Saturday 24th October 2pm
This was a chance to see the performance of Judith Weir’s epic choral masterpiece The Big Picture which was performed at last year’s soundfestival to celebrate the re-opening of Aberdeen Art Gallery after its long closure for major refurbishment. I was there last year and remember the huge sense of occasion that surrounded the performance.
However, dare I say that this film of the event was infinitely better for me than the live performance. The filming was absolutely tremendous. When I was at the original performance standing at the floor level, I could see conductor Roger Williams, the Con Anima Chamber Choir and Jeremy Coleman on keyboard. The community choir and Lisa Nicol on percussion were only just visible but not clearly and only today did I discover that clarinettist Joanna Nicholson was on the very top floor. Where I was standing I thought she must be on the second floor but hidden by the choir. The film makers focused on the particular performers and that was just great. I must also say that on the film, the sound was also so much better. The chattering and clinking of glasses from the side galleries was very much minimised so the music could be enjoyed more fully. This is a film that everyone should see.
It was indeed a wonderful piece in which Judith Weir presents five movements all related to colours, a perfect choice for a piece related to the reopening of an Art Gallery. It was certainly the most lavish performance ever staged by sound, both for its size and the breadth of its musical sounds: semi-professional chamber chorus, community choir made up of children from many Aberdeen Schools (and some older singers). The freshness of the children’s voices was special. They also had some input to the percussion, the main part of which was performed by Dr Lisa Nicol who trains Aberdeen University percussionists who have been star performers at the Music Department for some years. There was also of course clarinettist Joanna Nicholson whose many appearances at sound have always been real star turns.

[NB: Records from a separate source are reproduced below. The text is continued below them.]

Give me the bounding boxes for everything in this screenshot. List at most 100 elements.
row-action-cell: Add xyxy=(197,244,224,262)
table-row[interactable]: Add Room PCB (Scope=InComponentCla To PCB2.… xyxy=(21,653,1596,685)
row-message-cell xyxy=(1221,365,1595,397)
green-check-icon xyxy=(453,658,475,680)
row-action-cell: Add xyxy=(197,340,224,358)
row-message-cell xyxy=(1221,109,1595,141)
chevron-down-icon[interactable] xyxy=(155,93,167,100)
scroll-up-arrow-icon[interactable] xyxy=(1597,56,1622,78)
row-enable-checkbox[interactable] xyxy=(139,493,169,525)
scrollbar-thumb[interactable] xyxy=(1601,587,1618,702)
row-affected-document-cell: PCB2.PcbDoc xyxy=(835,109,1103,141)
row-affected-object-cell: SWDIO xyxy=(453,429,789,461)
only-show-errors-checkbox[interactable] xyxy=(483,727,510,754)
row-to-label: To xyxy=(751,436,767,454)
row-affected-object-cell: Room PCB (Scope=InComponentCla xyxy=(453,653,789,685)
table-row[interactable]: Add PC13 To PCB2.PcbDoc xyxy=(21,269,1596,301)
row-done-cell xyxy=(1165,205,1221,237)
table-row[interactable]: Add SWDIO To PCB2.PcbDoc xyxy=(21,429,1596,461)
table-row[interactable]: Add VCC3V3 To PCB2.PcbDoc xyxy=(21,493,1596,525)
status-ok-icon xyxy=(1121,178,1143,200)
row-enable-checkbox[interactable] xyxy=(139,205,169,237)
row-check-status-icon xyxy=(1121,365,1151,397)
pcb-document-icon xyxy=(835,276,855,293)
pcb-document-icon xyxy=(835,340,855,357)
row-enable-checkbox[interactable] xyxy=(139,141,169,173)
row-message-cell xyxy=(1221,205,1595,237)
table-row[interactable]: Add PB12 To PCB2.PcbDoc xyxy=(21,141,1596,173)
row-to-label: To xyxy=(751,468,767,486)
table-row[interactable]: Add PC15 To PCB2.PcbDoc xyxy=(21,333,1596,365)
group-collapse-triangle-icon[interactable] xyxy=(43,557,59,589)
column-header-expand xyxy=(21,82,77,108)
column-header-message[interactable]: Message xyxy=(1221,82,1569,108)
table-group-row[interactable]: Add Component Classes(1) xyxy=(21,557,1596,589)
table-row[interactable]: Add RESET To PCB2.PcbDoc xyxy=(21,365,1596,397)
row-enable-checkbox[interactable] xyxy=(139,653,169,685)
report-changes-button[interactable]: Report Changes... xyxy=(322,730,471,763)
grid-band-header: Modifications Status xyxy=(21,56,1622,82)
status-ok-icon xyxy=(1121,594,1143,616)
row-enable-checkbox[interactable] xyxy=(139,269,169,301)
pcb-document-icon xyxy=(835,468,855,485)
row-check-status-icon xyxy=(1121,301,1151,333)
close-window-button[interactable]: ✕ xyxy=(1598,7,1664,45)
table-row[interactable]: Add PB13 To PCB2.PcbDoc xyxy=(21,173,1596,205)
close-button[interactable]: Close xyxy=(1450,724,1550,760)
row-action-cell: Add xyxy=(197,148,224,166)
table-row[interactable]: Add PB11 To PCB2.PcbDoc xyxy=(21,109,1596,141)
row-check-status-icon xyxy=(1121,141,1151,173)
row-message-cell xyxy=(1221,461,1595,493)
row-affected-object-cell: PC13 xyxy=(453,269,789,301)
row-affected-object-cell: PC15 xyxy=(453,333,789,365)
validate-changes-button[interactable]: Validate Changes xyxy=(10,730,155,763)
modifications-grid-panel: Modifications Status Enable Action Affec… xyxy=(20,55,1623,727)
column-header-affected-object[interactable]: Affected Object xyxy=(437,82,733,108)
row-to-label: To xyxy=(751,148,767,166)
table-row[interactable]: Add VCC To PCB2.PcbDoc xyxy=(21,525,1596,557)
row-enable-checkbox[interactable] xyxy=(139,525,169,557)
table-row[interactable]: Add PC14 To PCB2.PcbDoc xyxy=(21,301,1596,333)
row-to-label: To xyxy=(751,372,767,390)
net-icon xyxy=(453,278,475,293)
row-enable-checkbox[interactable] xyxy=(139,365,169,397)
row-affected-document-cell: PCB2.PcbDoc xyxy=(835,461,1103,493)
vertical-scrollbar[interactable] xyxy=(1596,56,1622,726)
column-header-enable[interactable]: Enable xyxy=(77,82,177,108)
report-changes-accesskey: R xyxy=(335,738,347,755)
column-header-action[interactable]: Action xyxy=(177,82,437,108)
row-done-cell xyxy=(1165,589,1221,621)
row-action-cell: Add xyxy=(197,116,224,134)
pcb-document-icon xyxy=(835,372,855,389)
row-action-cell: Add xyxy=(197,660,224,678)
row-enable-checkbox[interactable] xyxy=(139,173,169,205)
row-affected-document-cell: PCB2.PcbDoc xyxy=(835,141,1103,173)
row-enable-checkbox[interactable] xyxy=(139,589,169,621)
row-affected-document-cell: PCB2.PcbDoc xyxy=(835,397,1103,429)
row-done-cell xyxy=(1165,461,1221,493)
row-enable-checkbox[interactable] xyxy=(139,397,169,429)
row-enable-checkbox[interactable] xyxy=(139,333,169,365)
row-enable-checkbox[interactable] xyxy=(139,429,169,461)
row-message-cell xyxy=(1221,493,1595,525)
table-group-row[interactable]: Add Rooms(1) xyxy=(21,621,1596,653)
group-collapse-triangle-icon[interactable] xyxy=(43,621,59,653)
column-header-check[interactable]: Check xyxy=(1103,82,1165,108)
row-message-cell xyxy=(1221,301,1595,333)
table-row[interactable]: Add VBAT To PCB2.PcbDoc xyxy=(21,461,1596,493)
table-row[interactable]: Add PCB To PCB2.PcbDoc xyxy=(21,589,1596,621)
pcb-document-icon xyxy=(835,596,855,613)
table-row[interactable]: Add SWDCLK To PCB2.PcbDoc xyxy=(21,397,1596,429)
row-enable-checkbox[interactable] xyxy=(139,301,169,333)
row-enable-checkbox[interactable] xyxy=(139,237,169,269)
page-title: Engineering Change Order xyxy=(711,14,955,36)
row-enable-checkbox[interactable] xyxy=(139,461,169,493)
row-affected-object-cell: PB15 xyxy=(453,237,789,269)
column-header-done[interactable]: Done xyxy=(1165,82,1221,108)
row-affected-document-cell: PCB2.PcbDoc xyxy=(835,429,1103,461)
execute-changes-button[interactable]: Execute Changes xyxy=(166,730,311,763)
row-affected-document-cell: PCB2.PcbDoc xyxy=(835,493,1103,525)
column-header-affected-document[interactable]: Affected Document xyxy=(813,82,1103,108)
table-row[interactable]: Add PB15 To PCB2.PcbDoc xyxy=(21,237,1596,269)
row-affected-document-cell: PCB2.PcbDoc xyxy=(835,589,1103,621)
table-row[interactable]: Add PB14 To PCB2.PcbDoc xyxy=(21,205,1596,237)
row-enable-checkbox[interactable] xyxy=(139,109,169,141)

After the performance Pete Stollery chaired a discussion with composer Judith Weir and conductor Dr Roger Williams about the preparations that had gone into the event over several years. Judith Weir told us that she had visited the Art Gallery with Roger, Fiona Robertson and people from the Gallery to think about the kinds of spatial things she would have to take account of in composing the piece. Dr Williams had also put in a vast amount of work organising rehearsals for Con Anima, the community choir and its various school groups and the percussion and clarinet soloists and then finally binding them all together. The result was stupendous as the film proves. You should certainly take a chance to see what was one of the most epic and enjoyable events ever staged by sound.